Cybersecurity has become a top priority for organizations, necessitating significant attention from senior management and boards of directors. While compliance with laws and regulations is essential, it is no longer sufficient to protect against rapidly evolving cyber risks. Corporate and organizational leaders must take on the responsibility of being responsible stewards of their systems and information assets.
The "playbook" for good cyber governance now includes active management and board engagement with cyber issues. Leaders must understand the organization's cyber risk profile, critical systems and data, security choices, and conduct regular testing.
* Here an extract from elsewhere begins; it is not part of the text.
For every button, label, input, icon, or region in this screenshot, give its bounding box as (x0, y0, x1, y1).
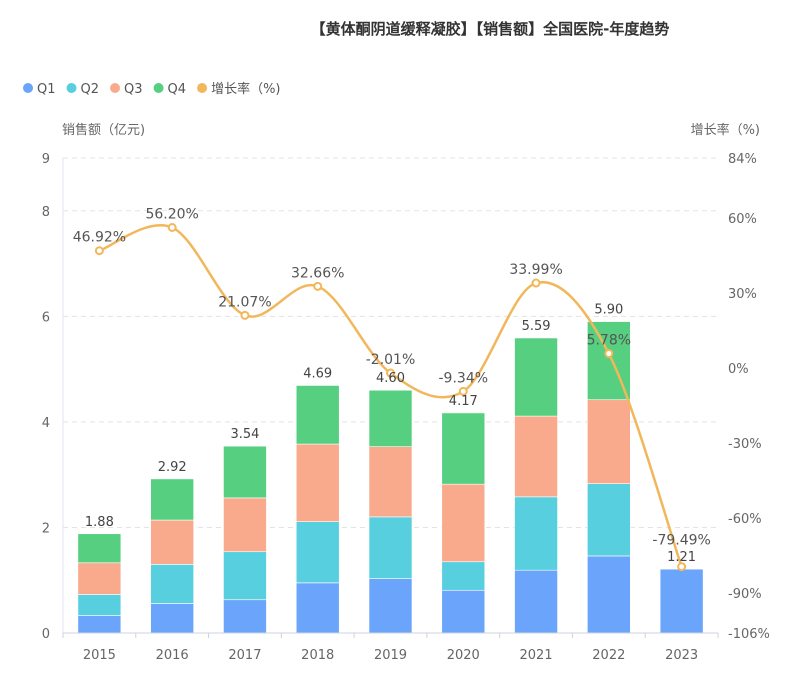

Although the exact allocation of responsibilities may vary among jurisdictions, the principles of good cyber governance remain the same.
To enhance cyber risk management, it is crucial to follow these best practice recommendations:
- Understand the cyber risk profile of the organization.
- Understand the key information assets to protect.
- Understand significant regulatory requirements.
- Determine the appropriate risk tolerance of the organization.
- Understand what cybersecurity standards the organization is using.
- Ensure appropriate risk decisions on protecting key information assets.
- Ensure periodic risk assessments are conducted.
- Understand who 'owns' cybersecurity and cyber risk management.
- Ensure the board has sufficient cybersecurity expertise.
- Ensure management has sufficient cybersecurity expertise.
- Invest sufficient funds to meet cybersecurity goals.
- Understand the cybersecurity testing and training program and review results.
- Ensure senior management and the board receive regular updates.
- Ensure appropriate reporting lines so that cyber risks are raised to leadership.
- Assess changes in cyber risk posture caused by business developments.
- Review, understand, and test the organization's cyber incident response plans.
- Oversee the response to significant incidents.
The goal of this report is not to turn everyone into technical experts but to provide a roadmap for strong cyber risk management. By implementing these actionable steps, organizations can strengthen their cyber risk governance and stay informed about important cyber governance issues. This knowledge will enable them to have more effective discussions and make informed decisions to protect their organizations from cyber threats.